The bottom line for timing of grass cutbacks is to maximize the aesthetics and health of the plants. Try to minimize the downtime of a cut back bunch grass stump by waiting until the plant is just about to push new growth. Fine-tune the specific timing for your zone and grasses over the years to maximize your enjoyment of these versatile plants.

How to Cut Back Bunch Grasses

  1. Use sharp shears, pruners, hedgers, or bladed weed whackers to cut all blades and chutes as close to the ground as possible without damaging the crown of the plant.
  2. Hand pull any loose debris or dead plant material to prevent crown rot and allow for more air circulation.
  3. Pull back any mulch or debris at least 2” from the crown of the grass.

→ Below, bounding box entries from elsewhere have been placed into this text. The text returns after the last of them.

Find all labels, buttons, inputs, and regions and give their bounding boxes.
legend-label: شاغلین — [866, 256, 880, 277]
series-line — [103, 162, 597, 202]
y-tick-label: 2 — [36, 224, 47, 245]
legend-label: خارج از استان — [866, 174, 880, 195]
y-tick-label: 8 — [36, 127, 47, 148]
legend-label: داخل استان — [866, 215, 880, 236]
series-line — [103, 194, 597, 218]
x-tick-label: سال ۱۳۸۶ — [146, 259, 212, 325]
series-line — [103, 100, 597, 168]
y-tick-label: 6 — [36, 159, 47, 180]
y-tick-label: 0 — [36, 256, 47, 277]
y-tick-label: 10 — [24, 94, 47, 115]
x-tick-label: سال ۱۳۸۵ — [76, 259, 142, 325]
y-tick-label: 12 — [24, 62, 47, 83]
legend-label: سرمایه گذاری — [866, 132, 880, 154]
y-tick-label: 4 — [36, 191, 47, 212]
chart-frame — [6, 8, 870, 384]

Recommended Pruning Heights for Various Species

LOW: 2-4” tall dome as final product.
Grass Species: Festuca spp., Carex spp., Sesleria spp., Acoris spp., Juncus spp., Nassella spp., Melica spp., Bouteloua spp., Aristida spp., Calamagrostis spp., Muhlenbergia cappilaris, Ophiopogon spp., Stipa spp., Helictotrichon spp., Anemanthele spp., Pennisetum spp. (smaller varieties).
Non-Grass Species: Achillea spp., Zauschneria (Epilobium) spp., Nepeta spp., Teucrium spp., Coreopsis spp., Thymus spp., Erigeron spp., Salvia spathacea.

MEDIUM: 4-8” tall dome as final product.
Grass Species: Muhlenbergia rigens, Muhlenbergia dubia, Miscanthus spp. (small to medium varieties), Pennisetum spp. (larger varieties), Leymus spp.,
Non-Grass Species: Penstemon spp. (smaller varieties), Artemisia spp., Origanum spp.,

HIGH: 8-12” tall dome as final product.
Grass Species: Miscanthus spp. (larger varieties), Muhlenbergia dumosa, Cortaderia spp., Kniphofia spp.
Non-Grass Species: Penstemon spp. (larger varieties), Salvia spp. (some smaller varieties), Gaura spp., Lavandula (smaller varieties), Ribes spp., Perovskia spp., Eriogonum (smaller varieties).